1. Indicate if each of the following is true or false. If false, provide a counterexample....

1. Indicate if each of the following is true or false. If false, provide a counterexample.
(a) The mean of a sample is always the same as the median of it.

(b) The mean of a population is the same as that of a sample.

(c) If a value appears more than half in a sample, then the mode is equal to the value.

2. (Union and intersection of sets) Let Ω = {1,2,...,6}. Suppose each element is equally likely, i.e., P({ω}) = 1/6 for each ω.

(a) Let A be the set of even numbers in Ω and let B be the set of odd numbers in Ω. Obtain A∪B and A∩B.

(b) Let A ⊆ B. What is the probability of P(A\B)?

(c) Let A be the set of even numbers in Ω. Calculate P(Ω\A).

3. (Permutation and combination) There are 10 landmarks in a city. Ann is supposed to stay in the city for 3 days. Because of time constraint, Ann must choose only one landmark for each day. Suppose Ann does not want to visit the same place more than once. How many options Ann should consider?

4. Ann visits a restaurant and finds that there are 5 main dishes and 3 desserts. Ann is considering to choose 2 main dishes and 1 dessert. How many options does she have?

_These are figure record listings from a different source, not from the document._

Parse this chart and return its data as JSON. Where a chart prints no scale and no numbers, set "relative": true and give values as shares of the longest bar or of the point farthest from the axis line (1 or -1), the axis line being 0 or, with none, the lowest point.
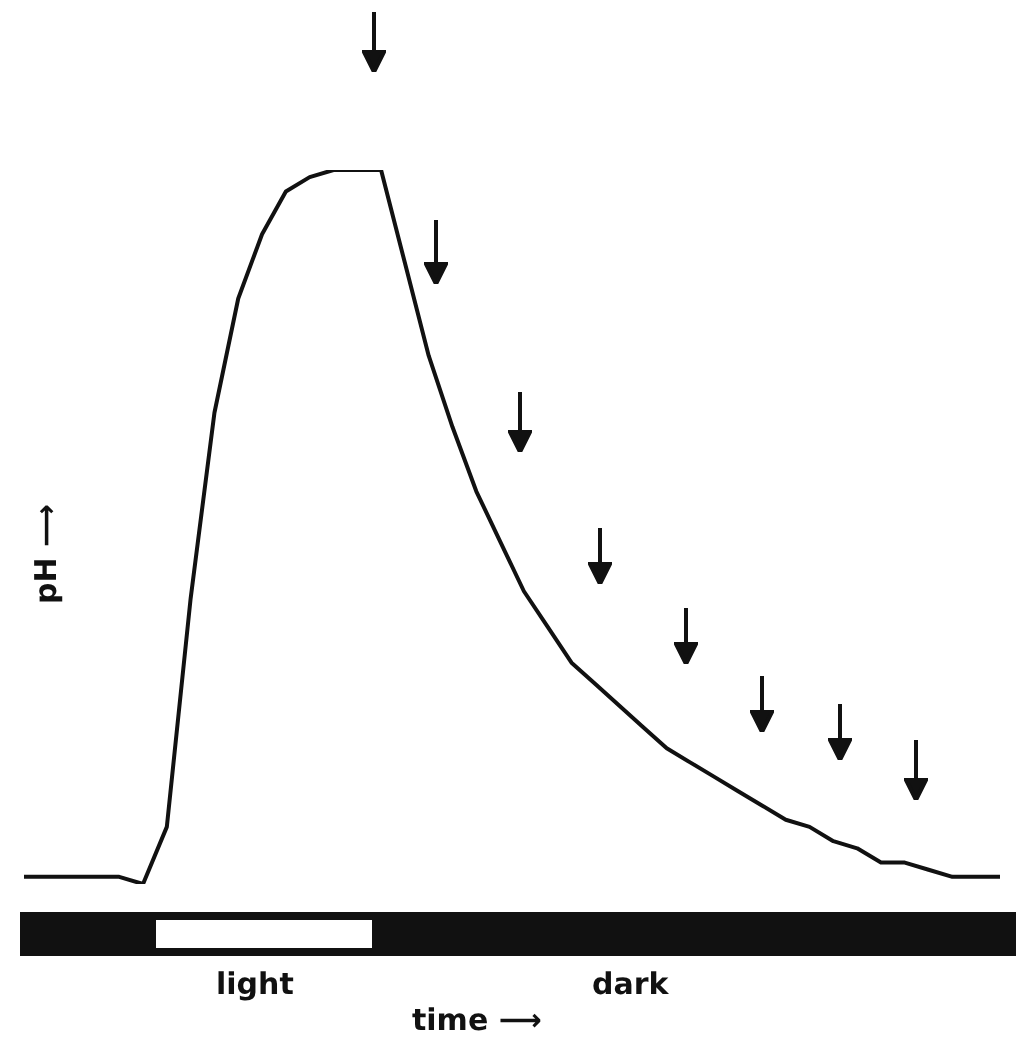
{
  "chart_data": {
    "type": "line",
    "relative": true,
    "color": "#111111",
    "ylabel": "pH ⟶",
    "xlabel": "time ⟶",
    "annotations": [
      "light",
      "dark"
    ],
    "categories": [
      null,
      null,
      null,
      null,
      null,
      null,
      null,
      null,
      null,
      null,
      null,
      null,
      null,
      null,
      null,
      null,
      null,
      null,
      null,
      null,
      null,
      null,
      null,
      null,
      null,
      null,
      null,
      null,
      null,
      null,
      null,
      null,
      null,
      null,
      null,
      null,
      null,
      null,
      null,
      null,
      null,
      null
    ],
    "values": [
      0.01,
      0.01,
      0.01,
      0.01,
      0.01,
      0,
      0.08,
      0.4,
      0.66,
      0.82,
      0.91,
      0.97,
      0.99,
      1,
      1,
      1,
      0.87,
      0.74,
      0.64,
      0.55,
      0.48,
      0.41,
      0.36,
      0.31,
      0.28,
      0.25,
      0.22,
      0.19,
      0.17,
      0.15,
      0.13,
      0.11,
      0.09,
      0.08,
      0.06,
      0.05,
      0.03,
      0.03,
      0.02,
      0.01,
      0.01,
      0.01
    ]
  }
}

5. Bob is supposed to take an exam. There are 5 questions and the event that each question is correctly answered is 30% and those events are independent. Let X be a random variable for the number of correct answers that Bob will make.

(a) Calculate P(X ≥ 1).

(b) Calculate P(X = 2).

(c) Obtain the cumulative distribution function for X.

(d) Calculate the mean and the variance of X.

6. Ann and Bob play a simple game: each independently draws a number from 1 to 10 each of which is equally likely. The person with a higher number wins. If they draw a same number, then there is a draw.
(a) What is the probability of Ann’s winning before drawing a number?

(b) What is the probability of Ann’s winning conditional on drawing number 7?

(c) Let X1 be a random variable for the number Ann draws; and let X2 be that for Bob. Calculate P(X1 + X2 ≥ 18).

(d) What is the mean of X1 + X2? What is the variance?

7. Ann and Bob are playing a board game. It is almost the end of the game; Ann is supposed to roll a dice first then Bob. Ann wins if the number on the dice is at least 5, while Bob wins if Ann fails to win and the number of his dice tuns out to be at least 3. If both fail then, there will be a draw.
(a) What is the probability of Ann winning the game?

(b) What is the conditional probability of Bob winning the game given that Ann fails to win?

(c) What is the probability of Bob winning the game?

(d) Chris bets on Bob: if Bob wins Chris gets 1, while he loses 2 if Ann wins. A draw gives him 0. What is the mean of the amount of Chris’ winning?